An Italian Data Protecion Authority Secret Report Leak?

According to an Italian newsmagazine, a non-for-public eyes investigation of the Italian Data Protection Act would have found severe security problems in the management of the Internet Exchange Points (the points of the Italian telecommunication network where the various telco networks are mutually interconnected.)

A first remark is that the King is – or might be – naked. If this secret report actually exists (and the IDPA didn’t deny its existence) and has been leaked, the Authority’s information security is not that good, and – therefore – the IDPA should fine itself for this non compliance, instead of just targeting the rest of the (industrial) world.

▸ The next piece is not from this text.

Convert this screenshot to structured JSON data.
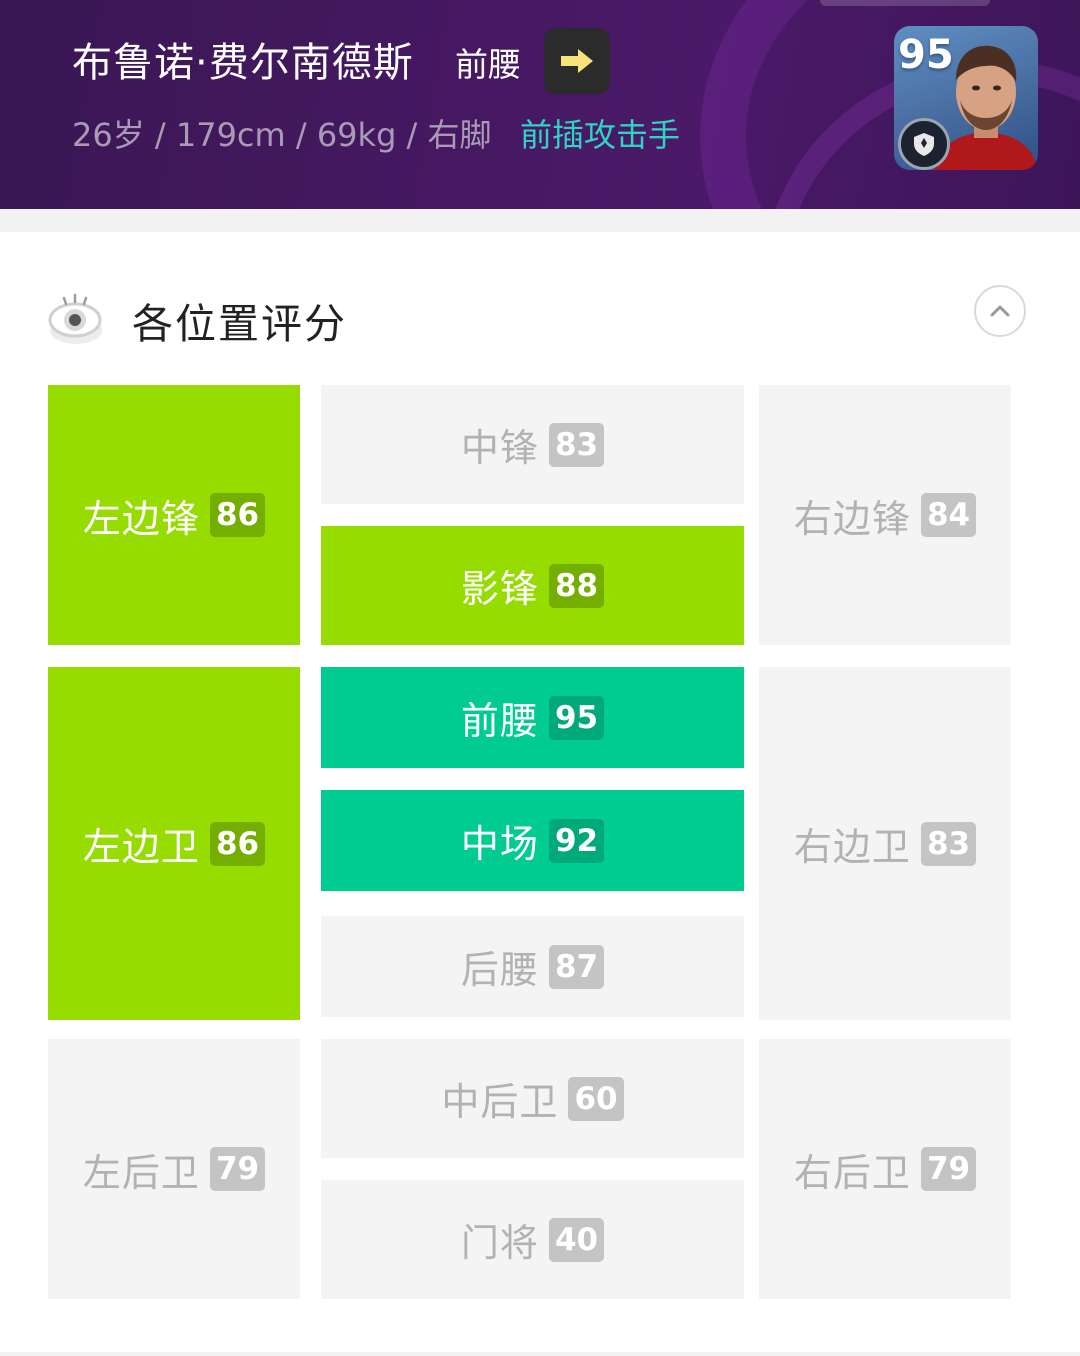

Coming to the heart of the matter, in the words of the journalists that authored the article:

there is an enormous black hole in the security of the Italian telecommunications. A hole so wide that allows whoever with a proper equipment to have available phone calls, SMS, emails, chat, and social-network posted contents.

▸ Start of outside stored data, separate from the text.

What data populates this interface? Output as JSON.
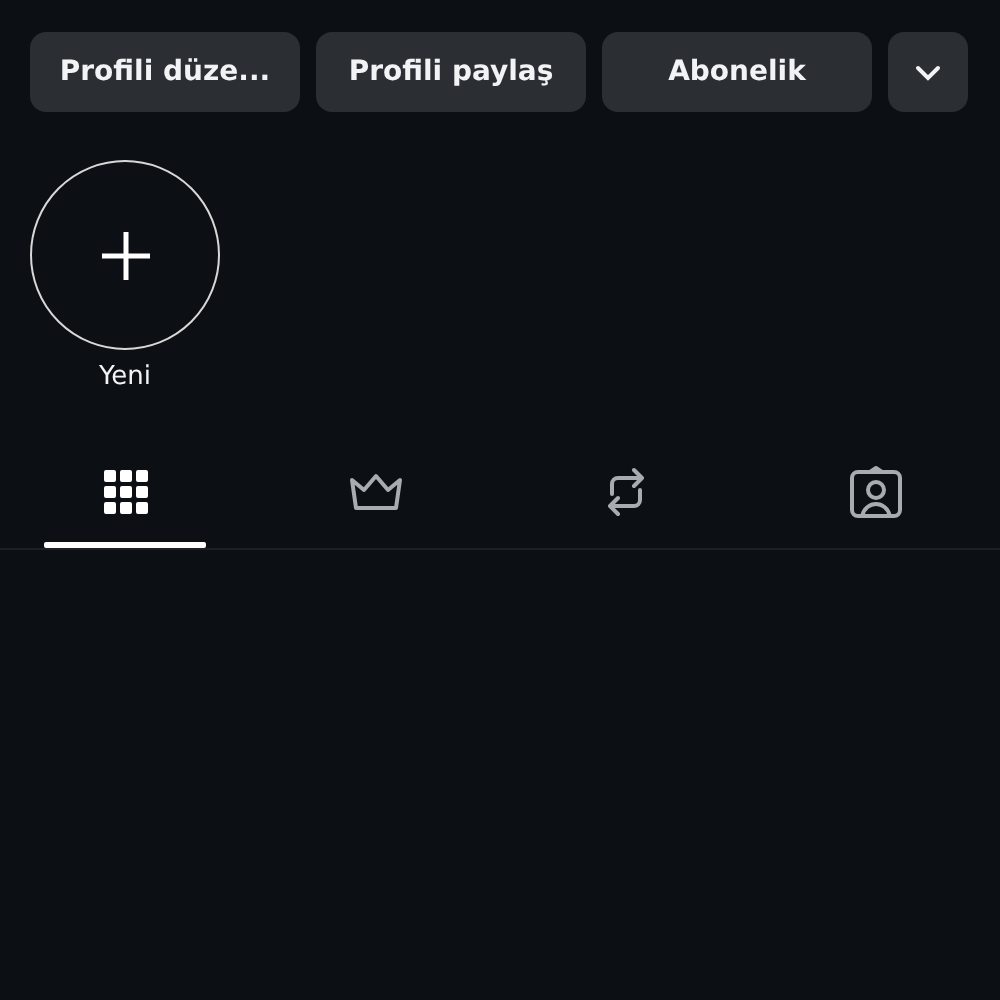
{
  "actions": [
    {
      "label": "Profili düze..."
    },
    {
      "label": "Profili paylaş"
    },
    {
      "label": "Abonelik"
    }
  ],
  "more_button": {
    "kind": "chevron"
  },
  "highlights": [
    {
      "label": "Yeni",
      "kind": "new"
    }
  ],
  "tabs": [
    {
      "kind": "grid",
      "selected": true
    },
    {
      "kind": "crown",
      "selected": false
    },
    {
      "kind": "repost",
      "selected": false
    },
    {
      "kind": "tagged",
      "selected": false
    }
  ]
}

The journalists claim that the report verbatim says:

These device are equipped by technical features that can allow the traffic duplication, in real time, of the traffic in transit diverting it to another port (port mirroring)

and that

if somebody wanted to look at the traffic in transit this would be easily done with specific analysis tools …

It is amazing how this article – and the IDPA findings, if proven true – are so poorly legally and technically savvy because:

  • the possibility of performing a port mirroring is necessary to the public prosecution and intelligence agency activities. The point, then, is how and by who these feature are exploited rather than its mere existence, that like-it-or-not are necessary for investigative purposes. One day, maybe, it will be possible to disclose some of the ways traffic data information are asked, but this is another story…
  • there is no evidence of the port mirroring features being abused, misused or cracked,
  • performing a port mirroring in an Internet Exchange Point is not as easy as the article and the IDPA report(?) says: it is not like Independence Day computer virus uploading or Swordfish’s Hugh Jackman “under pressure” hack,
  • there is an easy way, available almost since day one of the pre-internet era to protect users’ communications without caring of what the ISPs do: client-based encryption. But I assume that the Minster of home affair wouldn’t like an IDPA endorsement of the “crypto-for-the-masses” slogan,
  • oddly enough, the IDPA secret report (if true) doesn’t address the serious problem of network devices proprietary firmware and operating systems that prevent an ISP to check on its own the existence of backdoors (as in the recent Cisco affair) and other security flaws.